Stress-inducible transcriptional control: the SAGA master regulator

Eukaryotic transcriptional co-activators are multi-subunit complexes that both modify chromatin and recognize histone modifications to control gene transcription. SAGA, short for Spt- Ada-Gcn5-Acetyl transferase, is one of the major transcriptional co-activator complexes in eukaryotes. SAGA is conserved from yeast to man and performs multiple functions during transcriptional activation and elongation by RNA polymerase II. A conserved set of TATA-box binding protein (TBP)-associated factors are shared between SAGA and the general transcription factor TFIID. Whilst TFIID regulates housekeeping genes, such as ribosomal protein genes, SAGA is of specific disease relevance as it controls the expression of stress-induced genes activated by key oncogenic transcription factors such as c-Myc.
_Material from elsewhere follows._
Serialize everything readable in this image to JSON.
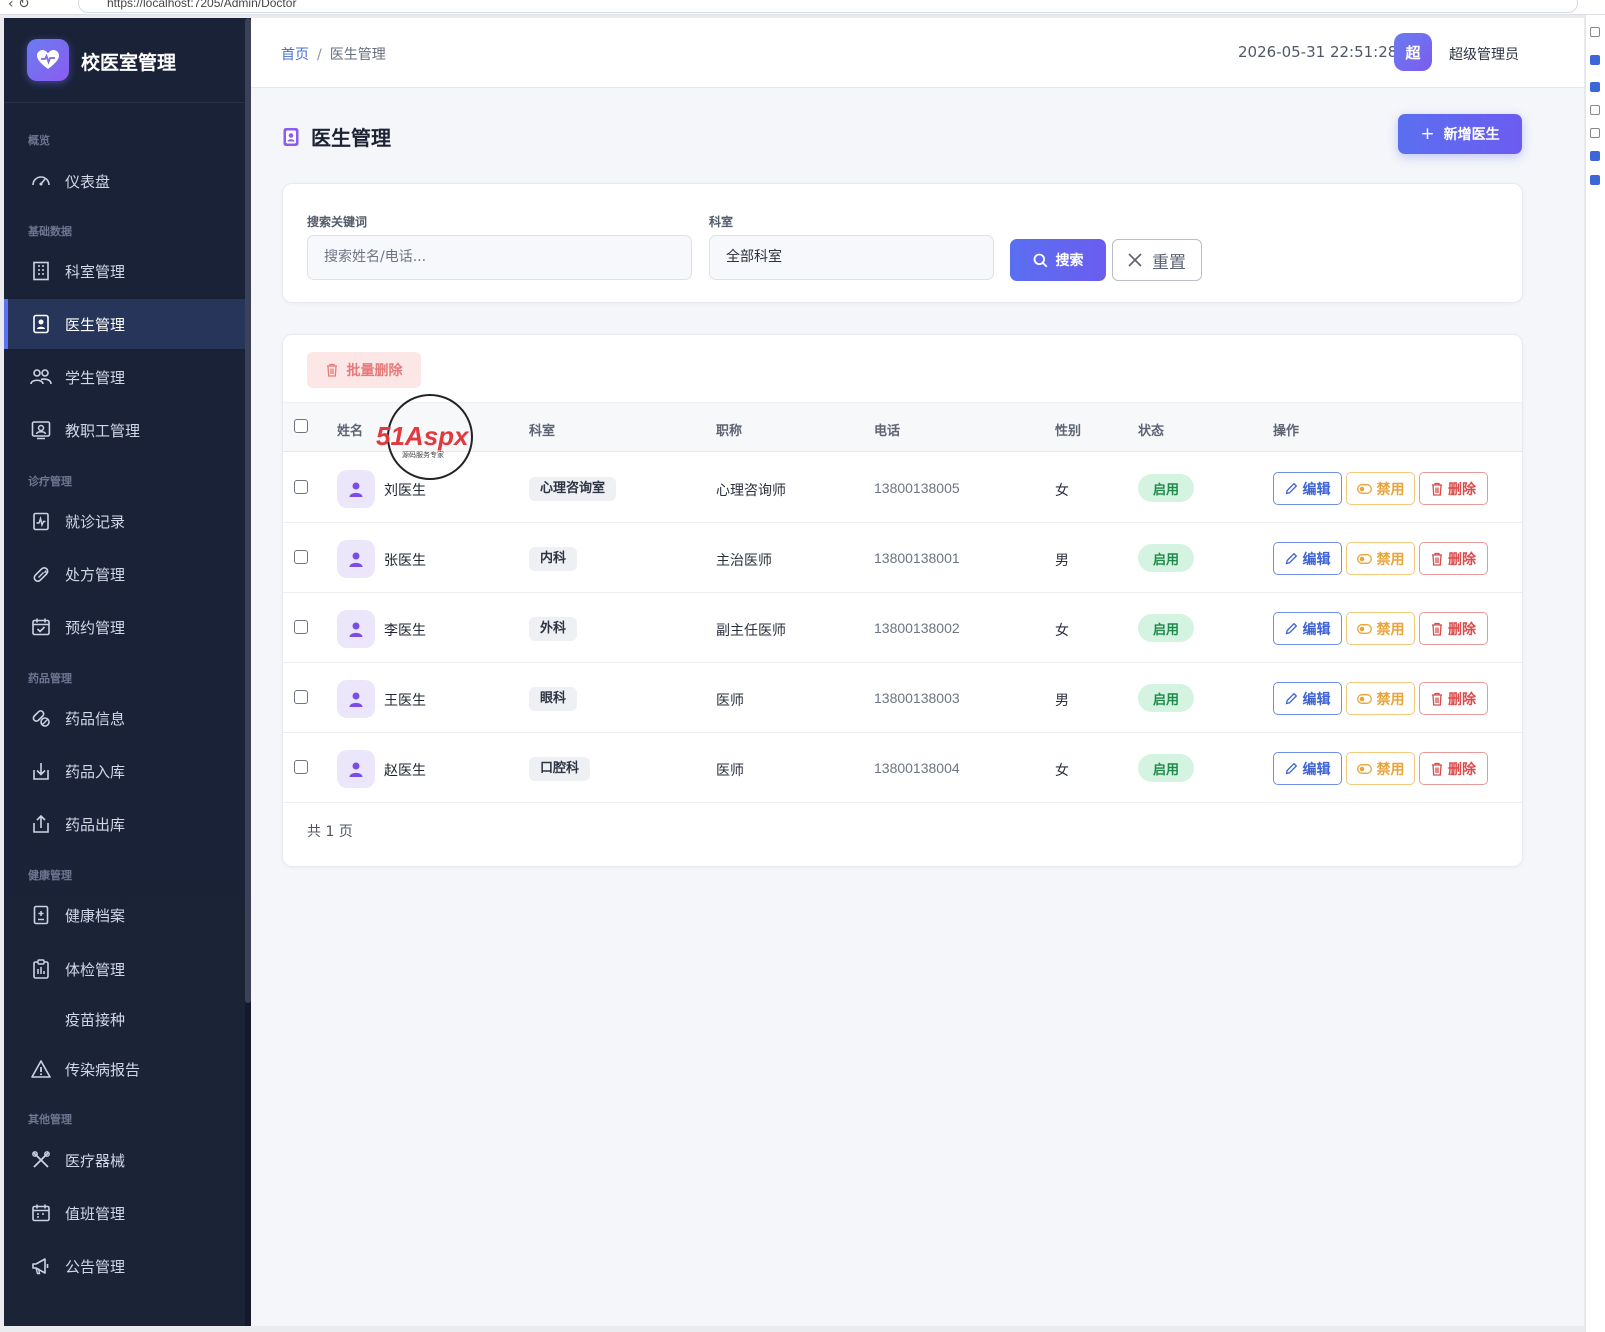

SAGA displays a more complex multi-modular architecture than TFIID, with each module harbouring a distinct functional role or enzymatic activity directly linked to human disease. Mutation or altered expression of SAGA subunits is associated with neurological disease and aggressive cancers in humans. SAGA is recruited to specific target genes by key oncogenic transcription factors to activate and regulate gene transcription. SAGA’s many functions are essential for normal embryo development in flies and mice. However, the paucity of detailed knowledge about the mechanisms that turn on/off the different enzymatic activities of SAGA throughout the transcription cycle has precluded the development of targeted therapies. Several studies have shown that the activities of the enzymatic subunits of SAGA are altered when they are incorporated into larger subcomplexes, underscoring the need for structural information of the complete SAGA assembly to enable structure-guided approaches to inform the design of new therapies.